Au niveau constructif, les matériaux les plus utilisés sont la brique (trouvée en moyenne dans 3 sites sur 4) : presque tous les sites marnais sont concernés (90 %) et plus de 3 sites aubois sur 4 et 2 sites ardennais sur 3 ; et la pierre, trouvée en moyenne dans plus de 2 sites sur 3. La pierre de taille, signe de construction de qualité, a été trouvée dans 1 site sur 3, notamment dans la Marne et dans les Ardennes (37 % des sites dans les deux cas). Assez loin derrière ces matériaux principaux, 1 site sur 3 montre des constructions en pan de fer (sites ardennais et marnais surtout) ou en pan de bois (sites aubois surtout), et 1 sur 4 du bâti faisant intervenir le béton.

Les toits en shed sont présents sur plus d'1 site sur 2 ; les toits en terrasse surtout dans la Marne ; et les toits en pavillon, témoignage souvent de constructions plutôt monumentales, surtout dans les Ardennes où ils concernant 1 site sur 3, et dans la Marne (1 site sur 4).

Si l'énergie qui mouvait ces filatures a été majoritairement l'énergie thermique (pour 3 usines sur 4) et/ou électrique (pour 2 usines sur 3 ; produite sur place environ dans 1 cas sur 2), elle avait été initialement l'énergie hydraulique dans 1 cas sur 2 ; ce qui explique que les filatures furent nombreuses à remployer des sites de moulins (1 cas sur 4) ; et qu'elles se trouvent souvent en bordure d'un cours d'eau (près de 2 cas sur 3), notamment en Haute-Marne (100 % des sites) et dans les Ardennes (79 %), mais moins dans la Marne (50 %) et dans l'Aube (43 %).

Au niveau formel, les bâtiments en hauteur caractérisent les premiers âges de la filature concentrée (industrielle). Il est surtout possible de se faire une idée de ces dispositions initiales avec des exemples trouvés dans le département des Ardennes : dans les sites de Lalobbe, Mouzon, Angecourt, Givonne et Pouru-Saint-Remy (bâtiment disparu), Rethel (usine Lainé), La ferté-sur-Chiers et Chémery-sur-Bar.

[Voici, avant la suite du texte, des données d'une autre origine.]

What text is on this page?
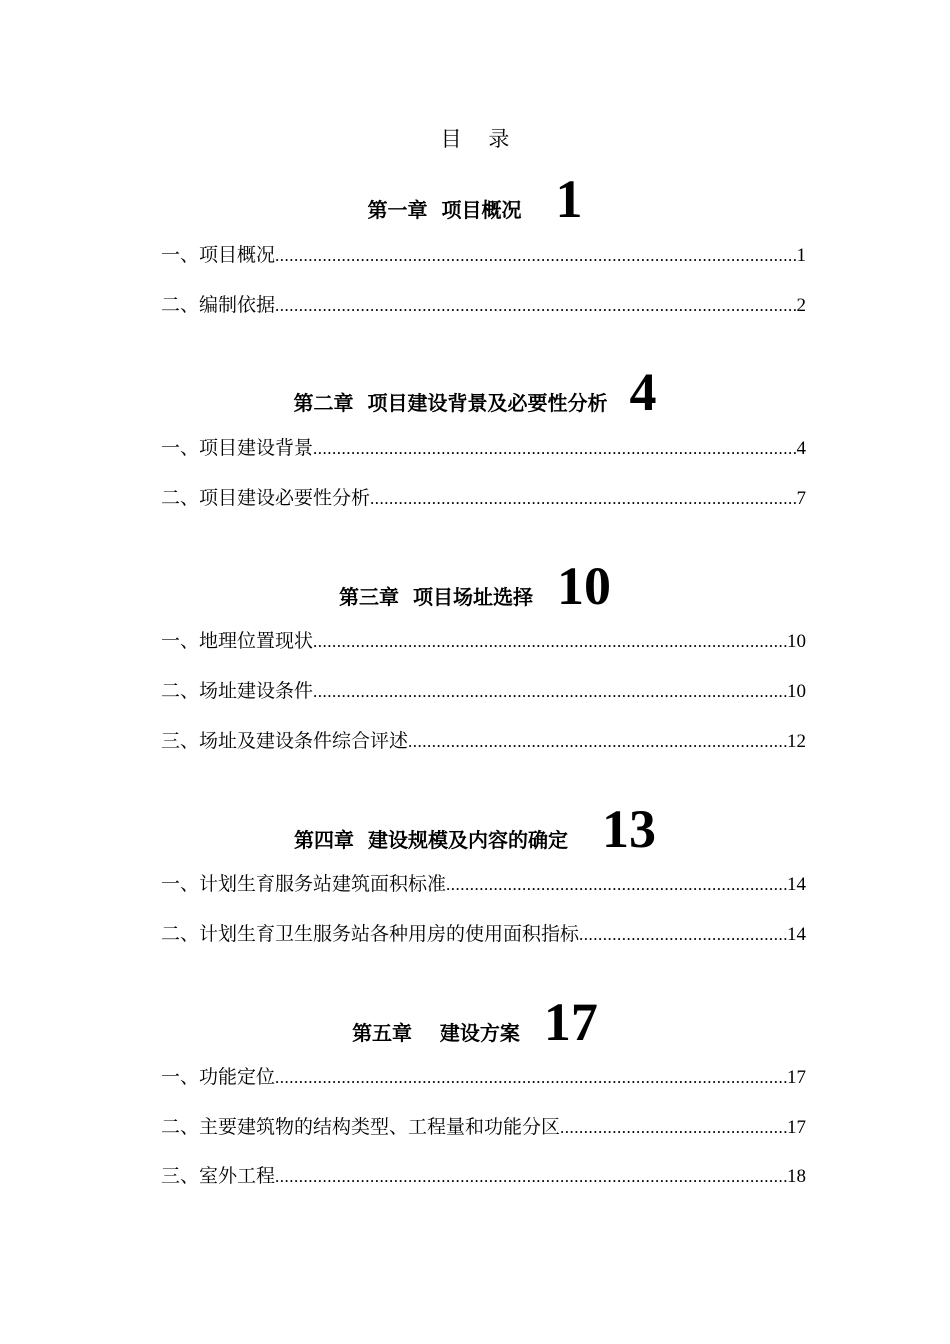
目    录
第一章  项目概况 1
一、项目概况 .....	1
二、编制依据 .....	2
第二章  项目建设背景及必要性分析 4
一、项目建设背景 .....	4
二、项目建设必要性分析 .....	7
第三章  项目场址选择 10
一、地理位置现状 .....	10
二、场址建设条件 .....	10
三、场址及建设条件综合评述 .....	12
第四章  建设规模及内容的确定 13
一、计划生育服务站建筑面积标准 .....	14
二、计划生育卫生服务站各种用房的使用面积指标 .....	14
第五章    建设方案 17
一、功能定位 .....	17
二、主要建筑物的结构类型、工程量和功能分区 .....	17
三、室外工程 .....	18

Dans le département de l'Aube on pourra mentionner le site Thévenot à Troyes (après 1870) et en Haute-Marne le site chaumontais de Buxereuille.

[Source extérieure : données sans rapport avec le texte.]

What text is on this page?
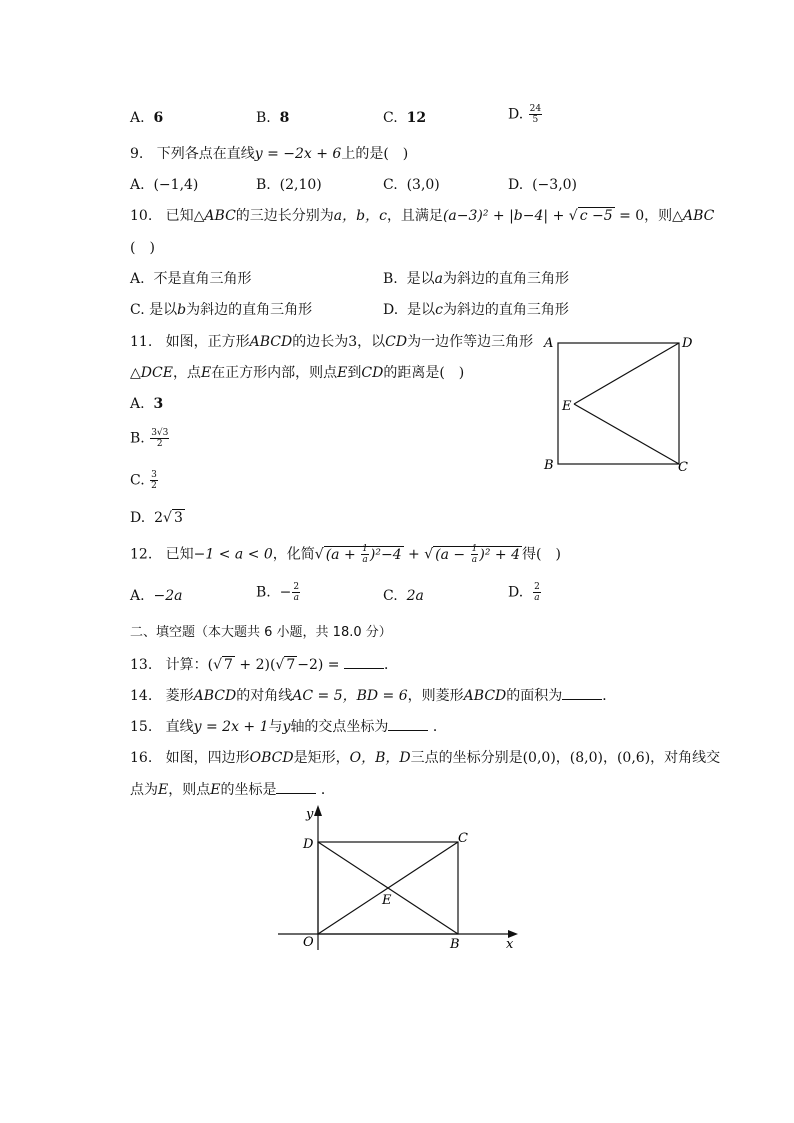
A. 6	B. 8	C. 12	D. $\frac{24}{5}$
9. 下列各点在直线y = −2x + 6上的是(　)
A. (−1,4)	B. (2,10)	C. (3,0)	D. (−3,0)
10. 已知△ABC的三边长分别为a，b，c，且满足(a−3)² + |b−4| + √ c −5 = 0，则△ABC
(　)
A. 不是直角三角形	B. 是以a为斜边的直角三角形
C. 是以b为斜边的直角三角形	D. 是以c为斜边的直角三角形
11. 如图，正方形ABCD的边长为3，以CD为一边作等边三角形
△DCE，点E在正方形内部，则点E到CD的距离是(　)
A. 3
B. $\frac{3√3}{2}$
C. $\frac{3}{2}$
D. 2√ 3
A	D
E
B	C
12. 已知−1 < a < 0，化简√ $(a + \frac{1}{a} )^2-4$ + √ $(a - \frac{1}{a} )^2 + 4$ 得(　)
A. −2a	B. − $\frac{2}{a}$	C. 2a	D. $\frac{2}{a}$
二、填空题（本大题共 6 小题，共 18.0 分）
13. 计算：(√ 7 + 2)(√ 7 −2) =	．
14. 菱形ABCD的对角线AC = 5，BD = 6，则菱形ABCD的面积为	．
15. 直线y = 2x + 1与y轴的交点坐标为	．
16. 如图，四边形OBCD是矩形，O，B，D三点的坐标分别是(0,0)，(8,0)，(0,6)，对角线交
点为E，则点E的坐标是	．
y
D	C
E
O	B	x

A la fin du 19e siècle, les filatures se développent en surface et non plus en hauteur, à l'exemple d'Hannogne-Saint-Martin (08) où la filature primitive est reconstruite après un incendie avec des bâtiments en rez-de-chaussée à sheds.

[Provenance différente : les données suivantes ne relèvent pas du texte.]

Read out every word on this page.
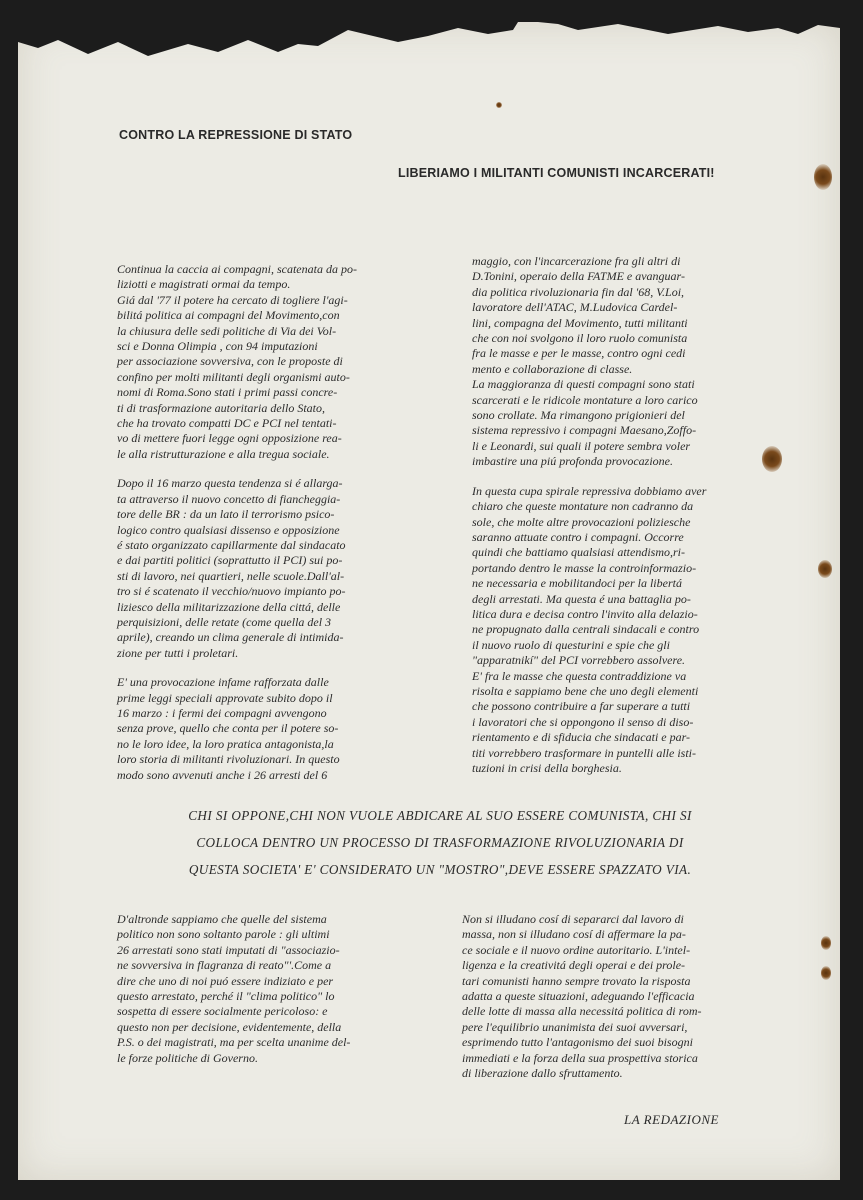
CONTRO LA REPRESSIONE DI STATO
LIBERIAMO I MILITANTI COMUNISTI INCARCERATI!

Continua la caccia ai compagni, scatenata da po-
liziotti e magistrati ormai da tempo.
Giá dal '77 il potere ha cercato di togliere l'agi-
bilitá politica ai compagni del Movimento,con
la chiusura delle sedi politiche di Via dei Vol-
sci e Donna Olimpia , con 94 imputazioni
per associazione sovversiva, con le proposte di
confino per molti militanti degli organismi auto-
nomi di Roma.Sono stati i primi passi concre-
ti di trasformazione autoritaria dello Stato,
che ha trovato compatti DC e PCI nel tentati-
vo di mettere fuori legge ogni opposizione rea-
le alla ristrutturazione e alla tregua sociale.

Dopo il 16 marzo questa tendenza si é allarga-
ta attraverso il nuovo concetto di fiancheggia-
tore delle BR : da un lato il terrorismo psico-
logico contro qualsiasi dissenso e opposizione
é stato organizzato capillarmente dal sindacato
e dai partiti politici (soprattutto il PCI) sui po-
sti di lavoro, nei quartieri, nelle scuole.Dall'al-
tro si é scatenato il vecchio/nuovo impianto po-
liziesco della militarizzazione della cittá, delle
perquisizioni, delle retate (come quella del 3
aprile), creando un clima generale di intimida-
zione per tutti i proletari.

E' una provocazione infame rafforzata dalle
prime leggi speciali approvate subito dopo il
16 marzo : i fermi dei compagni avvengono
senza prove, quello che conta per il potere so-
no le loro idee, la loro pratica antagonista,la
loro storia di militanti rivoluzionari. In questo
modo sono avvenuti anche i 26 arresti del 6

maggio, con l'incarcerazione fra gli altri di
D.Tonini, operaio della FATME e avanguar-
dia politica rivoluzionaria fin dal '68, V.Loi,
lavoratore dell'ATAC, M.Ludovica Cardel-
lini, compagna del Movimento, tutti militanti
che con noi svolgono il loro ruolo comunista
fra le masse e per le masse, contro ogni cedi
mento e collaborazione di classe.
La maggioranza di questi compagni sono stati
scarcerati e le ridicole montature a loro carico
sono crollate. Ma rimangono prigionieri del
sistema repressivo i compagni Maesano,Zoffo-
li e Leonardi, sui quali il potere sembra voler
imbastire una piú profonda provocazione.

In questa cupa spirale repressiva dobbiamo aver
chiaro che queste montature non cadranno da
sole, che molte altre provocazioni poliziesche
saranno attuate contro i compagni. Occorre
quindi che battiamo qualsiasi attendismo,ri-
portando dentro le masse la controinformazio-
ne necessaria e mobilitandoci per la libertá
degli arrestati. Ma questa é una battaglia po-
litica dura e decisa contro l'invito alla delazio-
ne propugnato dalla centrali sindacali e contro
il nuovo ruolo di questurini e spie che gli
"apparatnikí" del PCI vorrebbero assolvere.
E' fra le masse che questa contraddizione va
risolta e sappiamo bene che uno degli elementi
che possono contribuire a far superare a tutti
i lavoratori che si oppongono il senso di diso-
rientamento e di sfiducia che sindacati e par-
titi vorrebbero trasformare in puntelli alle isti-
tuzioni in crisi della borghesia.

CHI SI OPPONE,CHI NON VUOLE ABDICARE AL SUO ESSERE COMUNISTA, CHI SI
COLLOCA DENTRO UN PROCESSO DI TRASFORMAZIONE RIVOLUZIONARIA DI
QUESTA SOCIETA' E' CONSIDERATO UN "MOSTRO",DEVE ESSERE SPAZZATO VIA.

D'altronde sappiamo che quelle del sistema
politico non sono soltanto parole : gli ultimi
26 arrestati sono stati imputati di "associazio-
ne sovversiva in flagranza di reato"'.Come a
dire che uno di noi puó essere indiziato e per
questo arrestato, perché il "clima politico" lo
sospetta di essere socialmente pericoloso: e
questo non per decisione, evidentemente, della
P.S. o dei magistrati, ma per scelta unanime del-
le forze politiche di Governo.

Non si illudano cosí di separarci dal lavoro di
massa, non si illudano cosí di affermare la pa-
ce sociale e il nuovo ordine autoritario. L'intel-
ligenza e la creativitá degli operai e dei prole-
tari comunisti hanno sempre trovato la risposta
adatta a queste situazioni, adeguando l'efficacia
delle lotte di massa alla necessitá politica di rom-
pere l'equilibrio unanimista dei suoi avversari,
esprimendo tutto l'antagonismo dei suoi bisogni
immediati e la forza della sua prospettiva storica
di liberazione dallo sfruttamento.

LA REDAZIONE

Dans le même temps, le tissage est de plus en plus intégré au sein d'usines textiles plus généralistes. Deux paramètres qui expliquent l'étalement en surface des sites à cette époque. Les bâtiments accueillant les filatures ne se distinguent plus guère alors des autres structures industrielles avec leurs formes étales en rez-de-chaussée et couverts de toits en shed.

Parmi les sites les plus monumentaux on pourra citer 4 sites ardennais : la fabrique Poursain à Chémery-sur-Bar (après 1829) et les filatures Paté/Poupart à Neuflize (après 1868), Lainé à Rethel (3e quart 19e siècle) et Parent-Clavière à Sedan (salle des machines de 1879) ; 2 sites marnais : l'ancienne filature de soie La Chappe, actuellement Sarlino, à Reims (vers 1900 et années 1920) et la filature Harmel à Warmeriville (après 1874 et années 1920 ; notamment pour son entrée monumentale) ; et 1 site haut-marnais, celui de Chaumont/Buxereuilles (19e siècle).

Aucune filature n'est protégée au titre des monuments historiques en Champagne-Ardenne.